Where I ranked it: 1
The Avengers completed the first phase of the Marvel Cinematic Universe. Joss Whedon tied together the culmination of the five movies to come before it by bringing the six heroes we had previously met together to save the world for the first time. Getting to see so many heroes interact with one another was something most fans had only dreamed of and this movie made the most of it. While there are some flaws with the story and character usage (I’m looking at you, Hawkeye), this movie changed the future of the movie industry by showing that a connected universe can and will work. For me, this is the most memorable theater experience I have ever had in a movie, thanks in large part to The Hulk stealing the show in the third act, which is why I had it at the top of my list and one of my favorite movies of all time.
Where I ranked it: 1
Guardians of the Galaxy
There is no better film that defines Marvel Studios than Guardians of the Galaxy. It has high production values, nuanced characters, hilarious jokes, and the distinct voice of its writer/director James Gunn. It also has clunky exposition, a milquetoast villain, a glowing MacGuffin, and spends a good chunk of runtime advertising for the next film. Yet, no Marvel Studios film has a scene as moving as Peter Quill, dying and disintegrating, reaching for his mother and finding his friends. Historically, superhero stories idolize the individual, propping him up as the lone savior. Guardians of the Galaxy perfectly encapsulates the humanism at the heart of Marvel Studios: that we are strongest when we cling to each other.
Where I ranked it: 2
Captain America: The Winter Soldier
Marvel Studios was batting .500 for me in Phase Two when I hit the theater to see Captain America: The Winter Soldier. Iron Man 3 worked well for me whereas Thor: The Dark World left me feeling a little underwhelmed. The film generated a lot of buzz during production as Marvel Studios’ attempt to work a spy thriller into the MCU and for being the film that would shape Phase Two. While I’m not sure any film in Phase Two held any big picture sway on the MCU, Marvel’s foray into the spy genre hit big for me and for audiences around the globe, cementing Marvel’s ability to make box office busters without Robert Downey Jr.

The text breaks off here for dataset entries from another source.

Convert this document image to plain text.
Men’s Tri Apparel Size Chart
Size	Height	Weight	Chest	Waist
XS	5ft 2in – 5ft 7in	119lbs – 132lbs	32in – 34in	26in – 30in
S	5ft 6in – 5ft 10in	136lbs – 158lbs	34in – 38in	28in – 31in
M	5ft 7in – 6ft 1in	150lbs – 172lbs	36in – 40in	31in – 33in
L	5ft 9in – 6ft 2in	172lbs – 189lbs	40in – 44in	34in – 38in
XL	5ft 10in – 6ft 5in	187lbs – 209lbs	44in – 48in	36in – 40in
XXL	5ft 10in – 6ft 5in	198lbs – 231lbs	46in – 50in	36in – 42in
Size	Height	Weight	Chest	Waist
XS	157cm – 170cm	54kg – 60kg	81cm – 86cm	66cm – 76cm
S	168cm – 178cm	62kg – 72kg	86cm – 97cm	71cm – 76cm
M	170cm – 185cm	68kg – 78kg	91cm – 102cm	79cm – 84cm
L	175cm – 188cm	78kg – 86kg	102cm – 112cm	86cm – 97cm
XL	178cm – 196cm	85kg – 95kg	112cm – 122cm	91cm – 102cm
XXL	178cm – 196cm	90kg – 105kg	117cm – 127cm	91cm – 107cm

From beginning to end, Captain America: The Winter Soldier hit on just about every note. While fans of the comics may have seen the HYDRA/S.H.I.E.L.D. deception and the non-death of Nick Fury coming, those moments were played to maximum effect on the general audience. While the film put the world at risk, the biggest stakes were for Steve Rogers. After finally having found his place in the world and coming to grips with his past, Rogers finds himself working for the enemy he thought destroyed and fighting against his best friend he believed to be long-dead. Rogers exits Captain America: The Winter Soldier with nearly nothing resolved, still searching for his place and hunting for his friend. It was his portrayal of Rogers in this film that cemented Evans as Captain America for me. The film’s action was excellent and included several memorable fight scenes. One of Marvel Studios’ most rewatchable film, Captain America: The Winter Soldier became the anchor for Phase 2.
Where I ranked it: 3
Phase Three of the Marvel Cinematic Universe will officially kick-off when Captain America: Civil War hits movie theaters on May 6th, 2016.